There was a sudden pressure hanging over me. What if I didn’t get it right? What if I took too long and it wasn’t complete? The fear of unknown consequences was frightening indeed. I had finally found my resolve only to run into a new obstacle. The more I thought about it, the more I agonized, my resolve slowly slipping. I didn’t want to doom them to some strange half-state incapable of flight, I wanted to empower them. I wanted them to take the sky in their hands.
As I suffered from my own internal turmoil, I felt from my family heart a sense of soothing. They attempted to calm me when my doubt was running rampant. I let it wash over me, erasing all my thoughts. I was thinking too much, and it felt good to revel in the unthinking calm of my family heart. The issue wasn’t what could go wrong, but overthinking things; looking at all the worst outcomes and trying to see too far into the future. Although I should retain some caution, it would do me no good to fear a future I could not see. I needed to let go of my irrational fears, lest they overwhelm me again.
I thanked all my lizards for helping me regain myself, sending a wave of gratitude through them. How lost I would have been without them, with only my uncontrolled and raging thoughts. They always seemed to save me from myself.
My thoughts once again under control, I set forth with my mission. The hands I had worked so hard to give them, I was bound and determined to keep them. That meant I must look for another way to give them wings. I kept on a lookout for even the smallest thing that could help me towards that goal.
There were no bright lights among the unborn to save me in my time of need. I instead looked to the dimmer lights, those that were weak. There were always many of them, and I had left them alone for their inability to survive on their own. But as my thoughts broadened from being unburdened, I felt I had the power to turn that weakness into a strength. Surely if this was the my last major change to them, I could sink all of my power into it. Tens of thousands of tiny lights in many mothers raced to be born and I waded through all of them, waiting for that spark.
When it did come, it was not where I had expected. It was an unborn that had already begun growing, or rather two unborns inside one egg. Twins inside eggs were rare, and there were very few instances where they were able to hatch; nearly all of them died within the first few weeks of development. This particular one was on its way to death. One of the twins was already malformed inside the egg, and when it died, the rot inside the egg would cause the other to perish. An all too common occurrence.

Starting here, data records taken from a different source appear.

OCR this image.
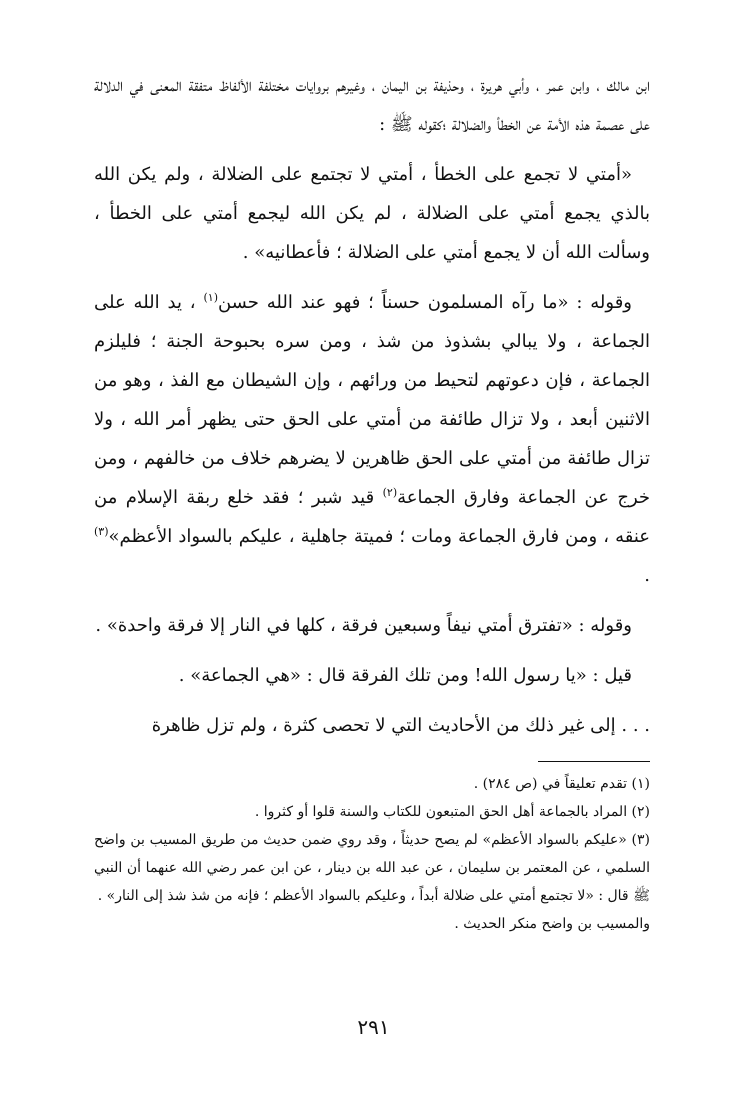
ابن مالك ، وابن عمر ، وأبي هريرة ، وحذيفة بن اليمان ، وغيرهم بروايات مختلفة الألفاظ متفقة المعنى في الدلالة على عصمة هذه الأمة عن الخطأ والضلالة ؛كقوله ﷺ :

«أمتي لا تجمع على الخطأ ، أمتي لا تجتمع على الضلالة ، ولم يكن الله بالذي يجمع أمتي على الضلالة ، لم يكن الله ليجمع أمتي على الخطأ ، وسألت الله أن لا يجمع أمتي على الضلالة ؛ فأعطانيه» .

وقوله : «ما رآه المسلمون حسناً ؛ فهو عند الله حسن$^{(١)}$ ، يد الله على الجماعة ، ولا يبالي بشذوذ من شذ ، ومن سره بحبوحة الجنة ؛ فليلزم الجماعة ، فإن دعوتهم لتحيط من ورائهم ، وإن الشيطان مع الفذ ، وهو من الاثنين أبعد ، ولا تزال طائفة من أمتي على الحق حتى يظهر أمر الله ، ولا تزال طائفة من أمتي على الحق ظاهرين لا يضرهم خلاف من خالفهم ، ومن خرج عن الجماعة وفارق الجماعة$^{(٢)}$ قيد شبر ؛ فقد خلع ربقة الإسلام من عنقه ، ومن فارق الجماعة ومات ؛ فميتة جاهلية ، عليكم بالسواد الأعظم»$^{(٣)}$ .

وقوله : «تفترق أمتي نيفاً وسبعين فرقة ، كلها في النار إلا فرقة واحدة» .

قيل : «يا رسول الله! ومن تلك الفرقة قال : «هي الجماعة» .

. . . إلى غير ذلك من الأحاديث التي لا تحصى كثرة ، ولم تزل ظاهرة

(١) تقدم تعليقاً في (ص ٢٨٤) .

(٢) المراد بالجماعة أهل الحق المتبعون للكتاب والسنة قلوا أو كثروا .

(٣) «عليكم بالسواد الأعظم» لم يصح حديثاً ، وقد روي ضمن حديث من طريق المسيب بن واضح السلمي ، عن المعتمر بن سليمان ، عن عبد الله بن دينار ، عن ابن عمر رضي الله عنهما أن النبي ﷺ قال : «لا تجتمع أمتي على ضلالة أبداً ، وعليكم بالسواد الأعظم ؛ فإنه من شذ شذ إلى النار» .

والمسيب بن واضح منكر الحديث .

٢٩١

The spark came to me then, not from the twins I could not save, but from a memory triggered by them. The memory did not come from a personal experience, but from previously known knowledge. In my people, when a twin died while developing, they sometimes did not die completely. They could be kept alive by the other twin, feeding off its nutrients, and continuing to grow inside it. A parasitic twin. It was not the parasitic twin itself that gave me the idea, but rather remembered images of mutations, deformities, and birth defects. Like most of the weak lights, these things made the body strange, brittle, feeble, sometimes unrecognizable. There were even such things among lizards as periodically those weak lights would fertilize eggs and be strong enough to hatch. Most died young; others lived with the invalids, unable to care for themselves. But there were yet some that did not let their birth differences slow them down. Their bodies might have been weakened, but their hearts were strong. So long as they did not give up, they could make a future for themselves. Such individuals were rare, but they were all the more inspiring for it. A small and frail light could become a bright shining beacon of hope.
It was a deformity I now looked for, a strange mutation. They needed another set of arms to mature into wings. They would be small and weak at first, but they would grow strong, and with time, I knew I could shape them to carry my lizards into the sky. That was the future I could make for them.